OUATE ET VERRE

OUATE ET VERRE

24.12.07

Une petite laine

Écrit pour Impromptus

Cette année-là, le petit Papa Noël allait mal et malgré tous ses efforts la veille de Noël, il arriva, ce soir-là, que toute personne sur la planète reçut, comme cadeau, une petite laine.

Le jeune couple à Sydney poussa un cri de joie. Ce cadeau voulait sûrement dire qu’ils étaient enfin « enceintes » comme on disait chez eux et que le nouvel an serait rempli d’amour et de joie et d’un tout petit être qui aurait les cheveux roux de son papa et les yeux vert lumineux de sa maman.

Le jeune couple à Pékin se regardait, le malheur tout plein les yeux.

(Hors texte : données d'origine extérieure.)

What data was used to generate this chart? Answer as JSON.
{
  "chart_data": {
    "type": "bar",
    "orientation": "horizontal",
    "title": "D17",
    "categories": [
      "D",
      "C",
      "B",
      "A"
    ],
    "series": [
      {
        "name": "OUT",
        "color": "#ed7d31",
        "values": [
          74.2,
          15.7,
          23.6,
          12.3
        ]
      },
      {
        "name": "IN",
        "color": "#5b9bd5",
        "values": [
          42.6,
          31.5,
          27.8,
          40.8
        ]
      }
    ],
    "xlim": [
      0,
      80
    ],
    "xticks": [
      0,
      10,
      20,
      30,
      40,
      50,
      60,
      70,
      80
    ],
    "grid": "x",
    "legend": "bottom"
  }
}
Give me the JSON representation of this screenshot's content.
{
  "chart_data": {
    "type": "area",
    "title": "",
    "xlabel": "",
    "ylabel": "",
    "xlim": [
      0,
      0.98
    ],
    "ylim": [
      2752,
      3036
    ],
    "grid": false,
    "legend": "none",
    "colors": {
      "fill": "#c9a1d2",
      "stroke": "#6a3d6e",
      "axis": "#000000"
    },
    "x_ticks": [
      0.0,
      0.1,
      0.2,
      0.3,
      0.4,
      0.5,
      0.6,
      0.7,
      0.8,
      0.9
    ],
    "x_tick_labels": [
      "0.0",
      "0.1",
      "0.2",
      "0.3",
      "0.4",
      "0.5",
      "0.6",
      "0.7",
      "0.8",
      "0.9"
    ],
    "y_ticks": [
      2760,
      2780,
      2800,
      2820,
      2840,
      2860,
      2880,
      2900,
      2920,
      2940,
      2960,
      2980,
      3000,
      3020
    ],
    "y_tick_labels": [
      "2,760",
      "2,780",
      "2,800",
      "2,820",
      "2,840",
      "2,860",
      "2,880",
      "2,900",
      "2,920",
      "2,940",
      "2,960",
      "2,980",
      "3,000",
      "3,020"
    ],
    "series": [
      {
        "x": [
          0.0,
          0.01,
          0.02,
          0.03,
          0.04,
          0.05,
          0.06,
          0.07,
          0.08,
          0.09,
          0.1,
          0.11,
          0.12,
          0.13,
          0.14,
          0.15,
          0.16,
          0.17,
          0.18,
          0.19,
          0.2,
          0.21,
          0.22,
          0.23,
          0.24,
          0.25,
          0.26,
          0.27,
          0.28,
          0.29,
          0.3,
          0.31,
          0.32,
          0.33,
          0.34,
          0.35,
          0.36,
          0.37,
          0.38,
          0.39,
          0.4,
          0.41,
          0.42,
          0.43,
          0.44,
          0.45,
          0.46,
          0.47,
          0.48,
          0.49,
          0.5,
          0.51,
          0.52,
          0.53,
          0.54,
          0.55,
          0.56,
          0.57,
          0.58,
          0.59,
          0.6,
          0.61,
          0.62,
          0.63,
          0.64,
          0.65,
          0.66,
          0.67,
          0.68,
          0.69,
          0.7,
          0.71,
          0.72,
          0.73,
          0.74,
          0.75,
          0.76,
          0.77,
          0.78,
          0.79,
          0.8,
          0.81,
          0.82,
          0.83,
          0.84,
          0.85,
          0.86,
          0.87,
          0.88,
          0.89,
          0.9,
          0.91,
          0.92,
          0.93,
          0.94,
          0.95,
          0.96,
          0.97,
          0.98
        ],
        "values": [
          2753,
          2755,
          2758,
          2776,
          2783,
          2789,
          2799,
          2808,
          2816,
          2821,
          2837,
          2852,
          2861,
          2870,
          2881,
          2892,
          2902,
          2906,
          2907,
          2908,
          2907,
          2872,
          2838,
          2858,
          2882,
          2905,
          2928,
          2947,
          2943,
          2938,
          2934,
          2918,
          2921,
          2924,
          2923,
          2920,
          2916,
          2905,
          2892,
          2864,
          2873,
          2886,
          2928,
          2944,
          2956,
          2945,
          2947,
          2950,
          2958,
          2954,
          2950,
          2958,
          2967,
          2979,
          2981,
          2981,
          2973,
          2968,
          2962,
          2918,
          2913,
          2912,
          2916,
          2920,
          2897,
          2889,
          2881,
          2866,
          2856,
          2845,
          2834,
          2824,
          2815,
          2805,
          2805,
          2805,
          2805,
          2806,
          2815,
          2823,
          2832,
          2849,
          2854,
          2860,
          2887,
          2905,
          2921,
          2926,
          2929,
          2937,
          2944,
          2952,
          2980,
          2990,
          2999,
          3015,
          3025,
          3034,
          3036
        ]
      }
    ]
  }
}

Un autre enfant ! Mais c’était strictement défendu de faire un deuxième enfant. Tatie Wang viendrait leur faire visite, et elle ne serait pas contente. Mi-Quang irait à la clinique, dès lundi.

À Mumbai, la petite Juhi, étonnée de voir un paquet mystérieux à coté de son grabat sali, se frotta les yeux. Mais avant qu’elle ait pu toucher la boîte mystérieuse, sa mère la prit dans ses mains tout en criant. Juhi pencha la tête, mieux pour recevoir le coup du bâton qu’elle connaissait si bien, mais sa mère, heureuse d’y découvrir une petite laine si délicatement tricotée, partit tout de suite pour aller la vendre dans la rue. Juhi sourit, jubilante, comme sa mère. Il y aurait peut-être du riz dans leurs bols ce soir-là.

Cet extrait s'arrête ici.